At this time of year the restless spirits of my ancestors catch sight of the tree in my living room and exclaim, “This is a Jew? This is a shmegegge!”
What can I say? When you raise children with a shiksa, as I did, Christmas is part of the package.
Lights, tree, presents, stockings — what’s not to like? The only part of the Christmas experience I haven’t warmed up to is the carols (least favorite: “Carol of the Bells,” which makes me think of a chorus of manic squirrels).

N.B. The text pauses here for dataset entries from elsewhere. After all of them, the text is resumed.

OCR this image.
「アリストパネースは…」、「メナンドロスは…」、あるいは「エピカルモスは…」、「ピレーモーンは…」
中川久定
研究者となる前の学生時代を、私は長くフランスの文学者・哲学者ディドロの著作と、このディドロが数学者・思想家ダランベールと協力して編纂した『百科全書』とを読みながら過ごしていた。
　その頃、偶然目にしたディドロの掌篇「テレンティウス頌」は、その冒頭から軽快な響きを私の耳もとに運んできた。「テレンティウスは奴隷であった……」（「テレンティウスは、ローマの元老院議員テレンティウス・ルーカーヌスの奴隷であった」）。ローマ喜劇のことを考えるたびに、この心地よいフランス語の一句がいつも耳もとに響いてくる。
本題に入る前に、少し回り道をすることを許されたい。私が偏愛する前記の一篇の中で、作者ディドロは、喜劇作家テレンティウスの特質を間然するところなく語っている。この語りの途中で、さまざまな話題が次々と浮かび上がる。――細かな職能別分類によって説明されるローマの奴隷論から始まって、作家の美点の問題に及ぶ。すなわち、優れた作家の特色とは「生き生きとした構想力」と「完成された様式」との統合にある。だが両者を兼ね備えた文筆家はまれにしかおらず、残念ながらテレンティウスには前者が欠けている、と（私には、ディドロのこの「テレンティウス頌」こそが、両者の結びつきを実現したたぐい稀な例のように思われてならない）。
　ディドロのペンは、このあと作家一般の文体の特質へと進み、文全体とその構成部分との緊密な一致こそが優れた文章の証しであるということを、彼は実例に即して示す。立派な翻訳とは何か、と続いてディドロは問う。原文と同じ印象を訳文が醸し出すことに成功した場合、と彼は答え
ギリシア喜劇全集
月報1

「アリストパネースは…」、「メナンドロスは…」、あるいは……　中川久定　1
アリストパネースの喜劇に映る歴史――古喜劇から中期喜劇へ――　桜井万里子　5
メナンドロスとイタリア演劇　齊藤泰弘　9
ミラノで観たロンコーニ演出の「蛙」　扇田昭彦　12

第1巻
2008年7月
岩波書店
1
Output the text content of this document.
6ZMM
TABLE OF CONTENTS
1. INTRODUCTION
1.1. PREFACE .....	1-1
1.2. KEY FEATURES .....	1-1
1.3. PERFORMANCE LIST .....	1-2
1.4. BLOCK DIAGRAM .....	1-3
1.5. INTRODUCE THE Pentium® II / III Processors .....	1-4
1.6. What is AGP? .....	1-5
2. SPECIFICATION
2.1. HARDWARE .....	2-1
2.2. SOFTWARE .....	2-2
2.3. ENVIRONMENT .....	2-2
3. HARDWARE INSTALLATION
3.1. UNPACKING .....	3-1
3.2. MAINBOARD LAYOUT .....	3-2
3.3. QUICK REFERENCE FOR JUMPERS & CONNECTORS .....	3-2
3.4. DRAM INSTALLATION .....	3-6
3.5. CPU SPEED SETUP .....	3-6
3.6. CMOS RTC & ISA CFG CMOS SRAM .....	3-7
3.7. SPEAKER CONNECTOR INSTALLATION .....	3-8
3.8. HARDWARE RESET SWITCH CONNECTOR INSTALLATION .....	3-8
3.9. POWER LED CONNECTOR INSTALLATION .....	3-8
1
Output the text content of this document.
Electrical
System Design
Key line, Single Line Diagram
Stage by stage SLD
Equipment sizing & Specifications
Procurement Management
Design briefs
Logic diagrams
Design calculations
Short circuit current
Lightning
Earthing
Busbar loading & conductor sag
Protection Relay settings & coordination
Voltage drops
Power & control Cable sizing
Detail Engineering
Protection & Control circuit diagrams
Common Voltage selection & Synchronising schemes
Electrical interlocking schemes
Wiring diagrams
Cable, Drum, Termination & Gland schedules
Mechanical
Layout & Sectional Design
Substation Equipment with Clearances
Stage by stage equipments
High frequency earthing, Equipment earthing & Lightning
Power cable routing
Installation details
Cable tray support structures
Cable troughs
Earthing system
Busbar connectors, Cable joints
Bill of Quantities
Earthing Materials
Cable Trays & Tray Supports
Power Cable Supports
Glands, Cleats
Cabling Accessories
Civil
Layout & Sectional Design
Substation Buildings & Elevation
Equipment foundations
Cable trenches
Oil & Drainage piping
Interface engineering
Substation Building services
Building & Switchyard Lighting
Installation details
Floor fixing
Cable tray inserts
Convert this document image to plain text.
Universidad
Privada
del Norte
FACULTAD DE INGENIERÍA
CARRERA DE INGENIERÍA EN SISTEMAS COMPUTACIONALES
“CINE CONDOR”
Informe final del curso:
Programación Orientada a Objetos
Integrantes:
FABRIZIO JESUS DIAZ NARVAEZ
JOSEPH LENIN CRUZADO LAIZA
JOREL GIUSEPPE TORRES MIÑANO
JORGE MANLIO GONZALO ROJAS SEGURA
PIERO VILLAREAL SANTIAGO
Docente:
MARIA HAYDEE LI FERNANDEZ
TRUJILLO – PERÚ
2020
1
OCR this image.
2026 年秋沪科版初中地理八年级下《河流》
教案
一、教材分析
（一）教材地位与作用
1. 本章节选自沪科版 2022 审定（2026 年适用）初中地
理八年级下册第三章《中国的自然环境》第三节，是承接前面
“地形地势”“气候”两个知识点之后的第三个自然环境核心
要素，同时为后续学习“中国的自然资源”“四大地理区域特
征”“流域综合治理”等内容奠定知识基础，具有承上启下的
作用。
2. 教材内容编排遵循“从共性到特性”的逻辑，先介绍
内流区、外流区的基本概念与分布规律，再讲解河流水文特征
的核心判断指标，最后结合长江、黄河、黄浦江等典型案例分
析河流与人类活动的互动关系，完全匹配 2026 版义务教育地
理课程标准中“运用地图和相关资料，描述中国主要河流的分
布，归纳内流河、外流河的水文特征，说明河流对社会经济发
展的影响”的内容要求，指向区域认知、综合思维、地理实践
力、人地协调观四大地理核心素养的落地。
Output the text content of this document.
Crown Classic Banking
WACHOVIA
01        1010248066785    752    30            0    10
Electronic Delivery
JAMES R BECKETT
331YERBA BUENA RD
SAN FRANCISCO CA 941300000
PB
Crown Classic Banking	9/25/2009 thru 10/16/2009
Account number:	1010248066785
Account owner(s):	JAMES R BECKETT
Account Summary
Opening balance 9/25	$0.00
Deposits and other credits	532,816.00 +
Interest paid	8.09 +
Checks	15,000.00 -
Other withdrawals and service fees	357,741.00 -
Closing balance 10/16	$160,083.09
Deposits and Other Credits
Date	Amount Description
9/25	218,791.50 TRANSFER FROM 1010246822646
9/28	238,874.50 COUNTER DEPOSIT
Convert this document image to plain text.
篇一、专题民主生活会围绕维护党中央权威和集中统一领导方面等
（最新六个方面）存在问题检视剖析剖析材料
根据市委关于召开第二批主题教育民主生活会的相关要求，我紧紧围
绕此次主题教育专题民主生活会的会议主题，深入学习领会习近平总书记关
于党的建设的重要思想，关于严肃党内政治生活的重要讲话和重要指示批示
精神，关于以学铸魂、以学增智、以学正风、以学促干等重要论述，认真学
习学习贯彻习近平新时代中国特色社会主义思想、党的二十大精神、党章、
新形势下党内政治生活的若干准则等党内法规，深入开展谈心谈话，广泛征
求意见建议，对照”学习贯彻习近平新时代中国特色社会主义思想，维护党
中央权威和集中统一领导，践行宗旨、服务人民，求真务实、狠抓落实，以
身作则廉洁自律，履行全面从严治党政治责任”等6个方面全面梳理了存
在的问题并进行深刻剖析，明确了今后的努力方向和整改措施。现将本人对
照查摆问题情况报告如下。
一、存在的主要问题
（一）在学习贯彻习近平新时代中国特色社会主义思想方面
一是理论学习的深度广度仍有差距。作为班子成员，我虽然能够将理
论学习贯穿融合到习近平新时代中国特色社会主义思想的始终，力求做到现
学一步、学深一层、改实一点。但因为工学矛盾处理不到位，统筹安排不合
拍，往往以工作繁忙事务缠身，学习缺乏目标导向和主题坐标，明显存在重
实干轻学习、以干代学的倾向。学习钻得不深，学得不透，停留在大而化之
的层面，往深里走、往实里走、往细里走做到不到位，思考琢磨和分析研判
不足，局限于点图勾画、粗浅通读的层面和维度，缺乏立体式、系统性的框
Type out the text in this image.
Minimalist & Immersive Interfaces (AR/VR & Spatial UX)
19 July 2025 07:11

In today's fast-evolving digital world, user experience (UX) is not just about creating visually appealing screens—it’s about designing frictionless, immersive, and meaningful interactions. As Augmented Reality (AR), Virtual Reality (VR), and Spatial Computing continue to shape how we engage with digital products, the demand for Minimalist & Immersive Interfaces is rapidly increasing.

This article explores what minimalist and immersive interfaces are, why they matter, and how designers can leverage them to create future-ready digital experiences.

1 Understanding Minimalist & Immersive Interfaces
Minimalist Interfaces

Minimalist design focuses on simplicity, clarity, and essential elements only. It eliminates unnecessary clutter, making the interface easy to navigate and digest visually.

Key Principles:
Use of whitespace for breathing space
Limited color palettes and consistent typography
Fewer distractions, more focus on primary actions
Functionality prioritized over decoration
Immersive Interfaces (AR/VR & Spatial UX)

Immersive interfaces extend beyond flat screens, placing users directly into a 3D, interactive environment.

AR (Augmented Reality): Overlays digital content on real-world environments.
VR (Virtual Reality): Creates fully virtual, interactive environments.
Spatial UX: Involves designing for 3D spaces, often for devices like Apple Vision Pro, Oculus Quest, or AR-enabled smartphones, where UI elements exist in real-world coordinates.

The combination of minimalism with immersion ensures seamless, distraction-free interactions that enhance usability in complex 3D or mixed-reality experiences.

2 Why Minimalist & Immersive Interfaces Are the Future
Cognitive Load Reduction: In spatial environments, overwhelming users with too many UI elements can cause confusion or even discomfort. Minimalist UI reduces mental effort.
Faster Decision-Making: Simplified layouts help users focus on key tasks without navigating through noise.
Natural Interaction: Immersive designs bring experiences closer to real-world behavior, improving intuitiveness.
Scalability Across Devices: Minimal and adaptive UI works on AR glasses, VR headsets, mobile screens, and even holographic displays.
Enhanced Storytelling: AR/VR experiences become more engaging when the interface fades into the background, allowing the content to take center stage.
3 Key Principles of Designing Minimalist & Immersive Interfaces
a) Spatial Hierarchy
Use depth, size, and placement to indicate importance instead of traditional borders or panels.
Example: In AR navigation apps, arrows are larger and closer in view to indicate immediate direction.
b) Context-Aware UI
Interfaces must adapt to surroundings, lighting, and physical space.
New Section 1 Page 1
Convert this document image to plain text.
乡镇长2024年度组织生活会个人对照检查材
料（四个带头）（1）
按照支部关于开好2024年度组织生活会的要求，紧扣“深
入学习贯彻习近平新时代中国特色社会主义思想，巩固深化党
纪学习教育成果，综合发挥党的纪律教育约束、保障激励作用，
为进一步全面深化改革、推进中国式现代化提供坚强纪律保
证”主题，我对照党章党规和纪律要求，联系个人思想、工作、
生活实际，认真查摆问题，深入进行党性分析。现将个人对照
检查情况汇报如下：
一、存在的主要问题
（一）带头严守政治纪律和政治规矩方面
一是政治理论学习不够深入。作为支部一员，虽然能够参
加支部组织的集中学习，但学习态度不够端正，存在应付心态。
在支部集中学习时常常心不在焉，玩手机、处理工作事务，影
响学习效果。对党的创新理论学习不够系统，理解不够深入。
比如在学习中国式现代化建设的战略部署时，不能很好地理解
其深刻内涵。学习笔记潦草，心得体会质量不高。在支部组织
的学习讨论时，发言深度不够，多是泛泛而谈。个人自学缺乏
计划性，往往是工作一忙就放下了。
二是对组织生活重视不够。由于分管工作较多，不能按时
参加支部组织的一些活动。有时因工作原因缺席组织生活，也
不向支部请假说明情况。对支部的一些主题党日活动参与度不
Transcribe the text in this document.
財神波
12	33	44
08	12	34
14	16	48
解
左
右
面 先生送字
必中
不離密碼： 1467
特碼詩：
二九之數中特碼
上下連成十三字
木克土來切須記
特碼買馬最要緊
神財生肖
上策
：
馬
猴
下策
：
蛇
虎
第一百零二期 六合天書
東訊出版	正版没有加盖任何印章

So I am not going to follow up on last week’s top-10 list of Frank family favorite film funnies with a Christmas music top 10, even though I have exactly 10 Christmas CDs in my house. They range from the traditional (Bing Crosby) to the traditional with a twist of weirdness (Leon Redbone) to various pop and jazz compendia, including “Christmas Time with Motown” (creepily, Michael Jackson sings “The Little Drummer Boy”), “A Rock’n’Roll Christmas” (featuring Bob Seger’s immortal “Sock It to Me Santa”) and “Comedy for Christmas” (which includes “Reggae Christmas Eve in Transylvania”).
We don’t listen to any of them. Here is what we do: We go to a Christmas tree farm, the daughters gaily, the teenaged son grumpily. We scope out a Doug fir that is the height of my fingertips at the top of my reach. I sprawl on the ground and saw away at the trunk while my unseen forebears scold and snicker. We get the tree farmers to lash our selection to the roof so it won’t fly off and land on somebody’s windshield.
At home we drag the living room furniture into the Christmas Configuration to make room for the tree. We bang the tree onto its spike and free it from its coils. We break out the chili pepper lights, the shiny purple balls and the tacky ornaments. We whip up the hot chocolate (now that the daughters are of age we have added a Silk-Nog-and-whatever’s-in-the-liquor-cabinet option). And finally, we pop “Hipsters’ Holiday” into the CD player. Let the trimming begin.
I love everything about “Hipsters’ Holiday.” I love that the apostrophe is used correctly. I love that a mugging, Santa-suited Louis Armstrong pokes out of a leopard-print frame. I love the border of holly leaves and bongo drums around the liner notes. And I love the liner notes themselves, which offer a perfect guide to what’s in store for the listener:
“In addition to boogie-woogie-ing, Santa does the mambo, gets hip, plays a lick on a peppermint stick, gets really gone [and] excites the little hep cats to jump for joy.”
Our favorites cuts are the songs we can join in on, beginning with Eartha Kitt at her most kittenish, purring “Santa Baby.” We especially like adding our “ba-boom-ba-booms” to those of the backup singers. Eartha’s Christmas list: a sable, a ’54 convertible (light blue), a yacht (“that’s not a lot”), the deed to a platinum mine, a duplex, checks, decorations bought at Tiffany and a ring (“I don’t mean on the phone”).
Pearl Bailey’s wish list is shorter and more to the point: a five-pound box of money — though at the end of the song she decides that if Santa really wants her to be his little honey bunny, he’d better make it a 10-pound box.
Then we scat along with Leo Watson on “Jingle Bells” and jump in on the “jingle-jangles” on “Dig That Crazy Santa Claus” by Oscar McLollie & His Honey Jumpers.
At that point we’re ready to dance to “Boogie Woogie Santa Claus” (Mabel Scott), “Zat You, Santa Claus” (trying to sing with Armstrong is tough on the vocal chords, but then, that’s what the nog is for), or the bluesy “Merry Christmas Baby (sung by Sonny Parker with Lionel Hampton & His Orchestra). The other obviously danceable number is “We Wanna See Santa Do the Mambo” (Big John Greer), but my mambo skills have sadly atrophied in the 20 years since my wife and I took a ballroom dance class at the local community college.
It’s tough to pick a favorite on this album but I have to go with “Silent Night” by the Tim Fuller Experience (not to be confused with the Jimi Hendrix Experience) because the Las Vegas lounge singer treatment is so crazily out of synch with the spirit of the song (the “hup-hup-hups” crack me up).
It is usually the case that when ”Hipsters’ Holiday” wraps up with the Coolbreezers singing “Hello Mr. New Year,” we are not done trimming the tree. At that point, one might think we would go to one of the other nine CDs of Christmas music in the collection. But no, we simply go back to Track One and listen to Louis, Pearl and Eartha all over again. Such is the power of ritual at holiday time.
Whatever your rituals, have a Yule that’s cool. And if you see my Jewish ancestors floating around, tell them I also plugged in the electric menorah and made latkes (didn’t get the oil hot enough).